Oil on canvas, 98 x 124 cm.
Musée du Louvre, Paris.


Thankfully now, I could probably rustle up a few nice things to say – the politeness of gentlemen, Realist and Romantic paintings, the frankness of women, the invention of the guillotine, etc. I am most especially in awe of the vast collection of art housed in France and could probably spend one week in the Musée du Louvre and neither see enough or tire of it.
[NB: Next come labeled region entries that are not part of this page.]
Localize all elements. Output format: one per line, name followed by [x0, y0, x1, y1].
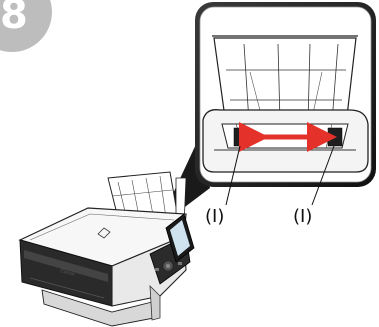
zoom-inset — [195, 2, 376, 187]
step-badge: 8 — [0, 0, 52, 52]
callout-label-right: (I) — [293, 206, 312, 227]
paper-guide-left — [234, 128, 248, 146]
paper-guide-right — [328, 128, 342, 146]
printer: Canon — [20, 172, 194, 326]
step-number: 8 — [0, 0, 28, 38]
callout-label-left: (I) — [205, 206, 224, 227]
rear-tray — [203, 110, 368, 172]
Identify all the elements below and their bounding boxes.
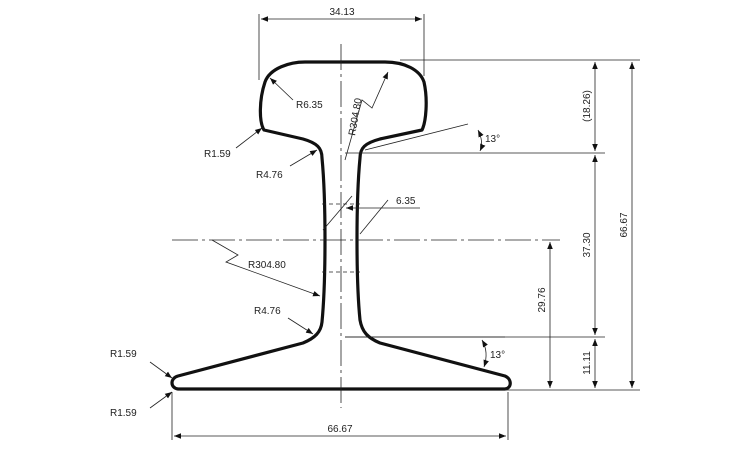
web-top-fillet-label: R4.76 [256, 170, 283, 181]
rail-profile-outline [170, 60, 512, 391]
head-crown-radius-leader [344, 71, 389, 161]
base-toe-top-label: R1.59 [110, 349, 137, 360]
web-bottom-fillet-leader [287, 317, 314, 335]
web-thickness-diag-left [322, 195, 353, 231]
base-depth-label: 11.11 [582, 351, 593, 375]
neutral-axis-label: 29.76 [537, 287, 548, 312]
head-angle-label: 13° [485, 134, 500, 145]
web-curve-radius-label: R304.80 [248, 260, 286, 271]
web-thickness-label: 6.35 [396, 196, 416, 207]
base-toe-top-leader [149, 361, 173, 379]
head-underside-radius-leader [235, 127, 263, 149]
web-top-fillet-leader [289, 149, 318, 167]
base-toe-bottom-label: R1.59 [110, 408, 137, 419]
web-thickness-diag-right [359, 199, 389, 235]
base-angle-label: 13° [490, 350, 505, 361]
head-width-label: 34.13 [329, 7, 354, 18]
head-angle-ref-line [364, 123, 469, 151]
head-crown-radius-label: R304.80 [347, 97, 364, 137]
base-width-label: 66.67 [327, 424, 352, 435]
web-curve-radius-leader [211, 239, 321, 297]
web-height-label: 37.30 [582, 232, 593, 257]
web-bottom-fillet-label: R4.76 [254, 306, 281, 317]
base-angle-arc [481, 339, 489, 368]
head-depth-label: (18.26) [582, 90, 593, 122]
base-toe-bottom-leader [149, 391, 173, 409]
head-corner-radius-leader [269, 77, 294, 101]
total-height-label: 66.67 [619, 212, 630, 237]
head-corner-radius-label: R6.35 [296, 100, 323, 111]
head-underside-radius-label: R1.59 [204, 149, 231, 160]
head-angle-arc [477, 129, 486, 152]
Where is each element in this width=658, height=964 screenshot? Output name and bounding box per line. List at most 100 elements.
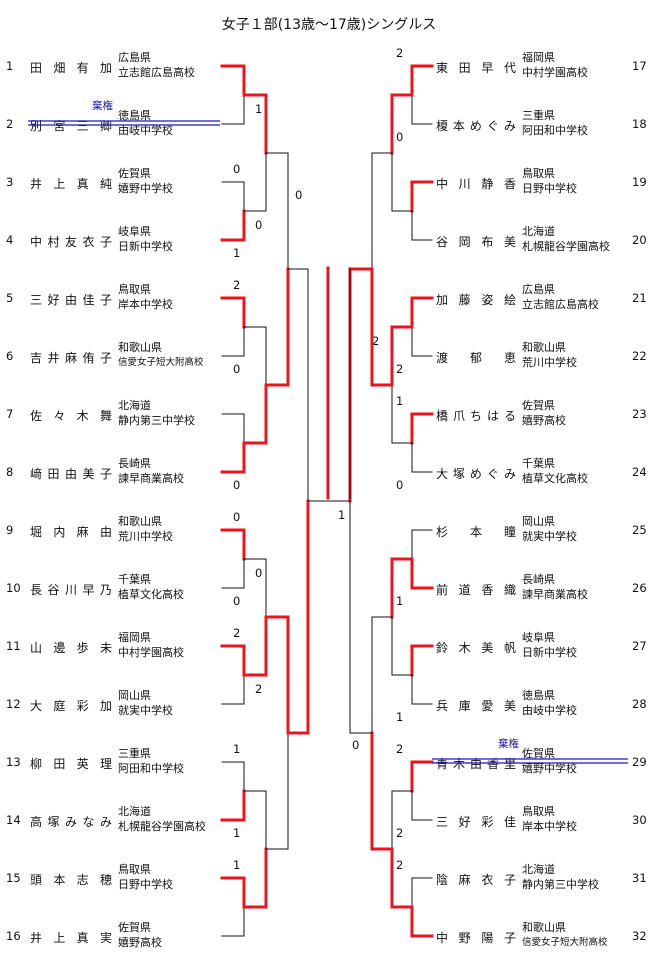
prefecture: 長崎県 xyxy=(522,573,555,586)
school: 札幌龍谷学園高校 xyxy=(522,240,610,253)
player-affiliation: 和歌山県荒川中学校 xyxy=(118,514,173,544)
player-affiliation: 佐賀県嬉野中学校 xyxy=(522,746,577,776)
player-name: 柳田英理 xyxy=(30,757,112,771)
player-name: 吉井麻侑子 xyxy=(30,351,112,365)
player-affiliation: 広島県立志館広島高校 xyxy=(118,50,195,80)
player-affiliation: 広島県立志館広島高校 xyxy=(522,282,599,312)
prefecture: 和歌山県 xyxy=(118,341,162,354)
match-score: 0 xyxy=(255,566,263,580)
prefecture: 岡山県 xyxy=(118,689,151,702)
player-seed: 2 xyxy=(6,117,14,131)
player-affiliation: 鳥取県岸本中学校 xyxy=(522,804,577,834)
prefecture: 北海道 xyxy=(522,225,555,238)
school: 岸本中学校 xyxy=(118,298,173,311)
player-affiliation: 佐賀県嬉野中学校 xyxy=(118,166,173,196)
player-seed: 19 xyxy=(632,175,647,189)
player-name: 井上真実 xyxy=(30,931,112,945)
player-affiliation: 岐阜県日新中学校 xyxy=(522,630,577,660)
player-name: 大庭彩加 xyxy=(30,699,112,713)
school: 日新中学校 xyxy=(118,240,173,253)
prefecture: 広島県 xyxy=(522,283,555,296)
player-seed: 12 xyxy=(6,697,21,711)
match-score: 1 xyxy=(233,826,241,840)
school: 立志館広島高校 xyxy=(118,66,195,79)
prefecture: 北海道 xyxy=(522,863,555,876)
match-score: 1 xyxy=(233,246,241,260)
player-seed: 30 xyxy=(632,813,647,827)
player-seed: 24 xyxy=(632,465,647,479)
school: 日新中学校 xyxy=(522,646,577,659)
prefecture: 広島県 xyxy=(118,51,151,64)
match-score: 0 xyxy=(233,478,241,492)
match-score: 0 xyxy=(233,594,241,608)
player-name: 堀内麻由 xyxy=(30,525,112,539)
player-affiliation: 鳥取県日野中学校 xyxy=(522,166,577,196)
match-score: 1 xyxy=(233,742,241,756)
player-seed: 15 xyxy=(6,871,21,885)
player-seed: 25 xyxy=(632,523,647,537)
player-name: 兵庫愛美 xyxy=(436,699,516,713)
match-score: 0 xyxy=(295,188,303,202)
player-affiliation: 北海道静内第三中学校 xyxy=(118,398,195,428)
player-name: 加藤姿絵 xyxy=(436,293,516,307)
player-name: 田畑有加 xyxy=(30,61,112,75)
prefecture: 千葉県 xyxy=(522,457,555,470)
match-score: 0 xyxy=(396,130,404,144)
prefecture: 北海道 xyxy=(118,805,151,818)
player-seed: 29 xyxy=(632,755,647,769)
school: 由岐中学校 xyxy=(522,704,577,717)
match-score: 2 xyxy=(372,334,380,348)
prefecture: 北海道 xyxy=(118,399,151,412)
player-seed: 11 xyxy=(6,639,21,653)
prefecture: 岐阜県 xyxy=(522,631,555,644)
player-seed: 18 xyxy=(632,117,647,131)
prefecture: 千葉県 xyxy=(118,573,151,586)
player-affiliation: 三重県阿田和中学校 xyxy=(118,746,184,776)
prefecture: 鳥取県 xyxy=(522,805,555,818)
school: 荒川中学校 xyxy=(522,356,577,369)
prefecture: 佐賀県 xyxy=(522,747,555,760)
player-affiliation: 福岡県中村学園高校 xyxy=(118,630,184,660)
school: 札幌龍谷学園高校 xyxy=(118,820,206,833)
player-seed: 23 xyxy=(632,407,647,421)
player-name: 﨑田由美子 xyxy=(30,467,112,481)
school: 植草文化高校 xyxy=(522,472,588,485)
match-score: 0 xyxy=(233,162,241,176)
player-name: 中村友衣子 xyxy=(30,235,112,249)
player-affiliation: 鳥取県日野中学校 xyxy=(118,862,173,892)
player-affiliation: 千葉県植草文化高校 xyxy=(118,572,184,602)
player-seed: 1 xyxy=(6,59,14,73)
player-affiliation: 北海道札幌龍谷学園高校 xyxy=(522,224,610,254)
player-name: 東田早代 xyxy=(436,61,516,75)
school: 阿田和中学校 xyxy=(522,124,588,137)
player-name: 中野陽子 xyxy=(436,931,516,945)
school: 嬉野高校 xyxy=(522,414,566,427)
player-name: 谷岡布美 xyxy=(436,235,516,249)
match-score: 1 xyxy=(396,710,404,724)
school: 日野中学校 xyxy=(118,878,173,891)
school: 嬉野高校 xyxy=(118,936,162,949)
prefecture: 福岡県 xyxy=(118,631,151,644)
player-affiliation: 長崎県諫早商業高校 xyxy=(118,456,184,486)
player-affiliation: 岐阜県日新中学校 xyxy=(118,224,173,254)
prefecture: 岐阜県 xyxy=(118,225,151,238)
match-score: 2 xyxy=(396,742,404,756)
player-seed: 7 xyxy=(6,407,14,421)
school: 中村学園高校 xyxy=(118,646,184,659)
prefecture: 鳥取県 xyxy=(118,283,151,296)
match-score: 1 xyxy=(338,508,346,522)
player-affiliation: 和歌山県荒川中学校 xyxy=(522,340,577,370)
prefecture: 福岡県 xyxy=(522,51,555,64)
match-score: 1 xyxy=(396,394,404,408)
player-seed: 32 xyxy=(632,929,647,943)
player-seed: 22 xyxy=(632,349,647,363)
match-score: 2 xyxy=(396,826,404,840)
player-affiliation: 長崎県諫早商業高校 xyxy=(522,572,588,602)
prefecture: 三重県 xyxy=(118,747,151,760)
match-score: 0 xyxy=(396,478,404,492)
prefecture: 佐賀県 xyxy=(118,921,151,934)
player-affiliation: 佐賀県嬉野高校 xyxy=(522,398,566,428)
player-name: 大塚めぐみ xyxy=(436,467,516,481)
school: 就実中学校 xyxy=(118,704,173,717)
prefecture: 佐賀県 xyxy=(522,399,555,412)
Since most of us don’t have the time, money, language skills, or (if you’re like me) patience to endure France, visit the National Gallery of Art, Washington to see Color, Line, Light: French Drawings, Watercolors, and Pastels from Delacroix to Signac from 27 January to 26 May. It promises a beautiful array of French art. Don’t want to travel too far from home? Check out French Painting by Victoria Charles for all of the artistic glamour without the offensive cheeses.

-Le Lorrain Andrews

2 comments:

  1. Ah, if you had read (and do it, please,) "Les cahiers du Major W. Marmaduke Thompson (Pierre Daninos) when he decided to explore the French jungle and he set his observations on Aboriginal Frenchies (indigenous rude, arrogant and dirty), their behavior, their mannerisms, their qualities, their flaws! As Montesquieu, he raises te same questions, "How can one be Persian."
    Obviously I am French, and like all French I speak other languages ​​badly, even if I live in a foreign country and I have lived in Mongolia, worked in Italy, Mexico and Spain today. You are right about everything. And wrong about everything too.To resume Daninos; "France? A nation of citizens who defend themselves from being Bourgeois, because they are it."
    Our cheeses we are proud, our wines too ! We have some good reasons to be proud, yes. But we are wrong, because we believe that we are alone in the world. Yet the world produces, the world built, other countries make cheeses, wines, and so one.
    There is not that Le Lorrain, Boucher Fragonnard, Delacroix. Flandrin and Monnet. Rembrandt, Goya, Boticelli, Hopper, Yun Shouping are important. Greatest ?. Maybe. Yes, without a doubt, if you want !
    But do not beleive the polite french gentlemen, you can not stop only yours observations to the realistic or romantic frenc painting - you must discovering the "pompier" painting, it's not too bad. Do not believe the franchise of French women, and please you have to hate the invention of the guillotine. Tell everywhere than Olympe de Gouges is a great woman and Louise Michel too. Repeat everywhere that our collections are not only at the Louvre, but that we have the Guimet museum, Marmottan, the Maillol museum, the museums of Rennes, Rouen, Nantes, Bordeaux ... where you can live days and days. And last but not least: a nation who produce a heart-shaped cheese can not be totaly bad! http://t0.gstatic.com/images?q=tbn:ANd9GcRrvq4PXC_nZ4sJv27GrK7oNKm2EzslPr6WjRgE5OjXrfwpeeCrcg
    Thanks for your blog. I like it.

    @JeanmathEs

    ReplyDelete
  2. JM, You will have to forgive my extended delay of response. Please understand that I actually have no ill-feeling towards anything French except most cheeses, animals intended for food, and Impressionism (as previously listed above). I do worry how I would fare were I to visit France, mostly considering how little French I can successfully speak, but that would not stop me from visiting the masterpieces in Rouen, Nantes, Rennes, etc. I have a feeling that the French and Americans, though neither of us will acknowledge it without reluctance, have a lot more in common that we're willing to admit: disliked by many, understood by few, and all for the wrong reasons.

    Worry not, though; while I cannot help my faith in frank Frenchwomen, brutal honesty at its best and after my own heart, I have little actual faith in the politeness of French-gentlemen.